O afastamento de cinco jogadores do elenco do Atlético tem muito mais do que apenas os motivos físicos alegados inicialmente pelo presidente Marcos Malucelli. Alberto, Antônio Carlos, Zé Antônio, Netinho e Rafael Moura estão fora dos planos por questões de relacionamento com o restante do grupo.
Independentemente da comissão técnica que assuma o comando rubro-negro na sequência, os afastados não voltarão a ficar à disposição. O comunicado oficial aos atletas foi feito ontem pela manhã. Logo em seguida, o treinador interino Riva Carli reuniu o restante do plantel visando à partida com o Fluminense amanhã, às 16 horas, em Londrina, devido à perda de mando.

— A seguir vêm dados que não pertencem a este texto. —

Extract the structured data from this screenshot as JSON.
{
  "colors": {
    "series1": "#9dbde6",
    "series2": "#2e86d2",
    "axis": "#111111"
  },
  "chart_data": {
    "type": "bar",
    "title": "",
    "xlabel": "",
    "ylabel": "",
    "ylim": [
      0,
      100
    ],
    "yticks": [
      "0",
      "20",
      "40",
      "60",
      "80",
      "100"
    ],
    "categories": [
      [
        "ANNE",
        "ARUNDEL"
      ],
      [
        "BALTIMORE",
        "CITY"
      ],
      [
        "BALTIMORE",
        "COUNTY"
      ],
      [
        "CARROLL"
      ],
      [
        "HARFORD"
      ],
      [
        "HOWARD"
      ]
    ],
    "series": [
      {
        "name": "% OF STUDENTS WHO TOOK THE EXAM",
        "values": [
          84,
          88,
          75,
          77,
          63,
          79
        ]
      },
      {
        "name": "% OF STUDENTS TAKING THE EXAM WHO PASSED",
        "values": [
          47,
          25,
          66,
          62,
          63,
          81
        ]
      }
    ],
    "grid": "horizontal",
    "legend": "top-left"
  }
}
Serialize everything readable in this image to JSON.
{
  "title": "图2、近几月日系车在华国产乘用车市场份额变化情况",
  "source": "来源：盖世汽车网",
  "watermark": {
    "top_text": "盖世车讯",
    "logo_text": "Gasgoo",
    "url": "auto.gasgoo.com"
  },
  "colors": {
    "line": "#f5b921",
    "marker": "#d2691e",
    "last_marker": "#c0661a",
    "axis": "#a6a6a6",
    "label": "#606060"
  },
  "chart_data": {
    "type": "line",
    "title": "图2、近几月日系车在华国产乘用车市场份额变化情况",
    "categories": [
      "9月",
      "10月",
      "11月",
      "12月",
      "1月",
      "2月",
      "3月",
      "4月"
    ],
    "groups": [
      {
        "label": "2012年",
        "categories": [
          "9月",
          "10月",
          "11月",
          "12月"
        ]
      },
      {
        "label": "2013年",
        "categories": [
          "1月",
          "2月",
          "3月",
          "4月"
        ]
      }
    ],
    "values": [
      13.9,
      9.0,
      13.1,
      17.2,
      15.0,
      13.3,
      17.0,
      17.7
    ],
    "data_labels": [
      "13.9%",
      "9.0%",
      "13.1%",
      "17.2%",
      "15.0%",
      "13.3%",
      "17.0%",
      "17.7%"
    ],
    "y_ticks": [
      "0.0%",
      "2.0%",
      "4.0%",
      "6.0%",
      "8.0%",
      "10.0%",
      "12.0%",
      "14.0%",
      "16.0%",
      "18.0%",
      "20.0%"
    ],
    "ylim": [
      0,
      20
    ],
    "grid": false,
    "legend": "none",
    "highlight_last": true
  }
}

"Podemos até ter cometido alguma injustiça, mas era algo necessário nesse momento", disse o diretor de futebol Ocimar Bolicenho. "É só ver na primeira reunião do grupo com o Riva. Todo mundo participou, falou, opinou. Teve gente que tirou uma pedra dos ombros", justificou o dirigente.
Logo após serem avisados de forma definitiva a notícia tinha vazado em entrevistas de Malucelli às Rádios Transamérica e Globo, na quinta-feira , Alberto, Rafael Moura e Zé Antônio foram à sala de imprensa do CT do Caju para se manifestar.
Alberto se disse "machucado e ferido" pela história que tem no clube. O He-Man falou de seu retrospecto de 29 gols em 50 jogos com a camisa atleticana. Já Zé Antônio garantiu que os cinco renegados não formam uma panela.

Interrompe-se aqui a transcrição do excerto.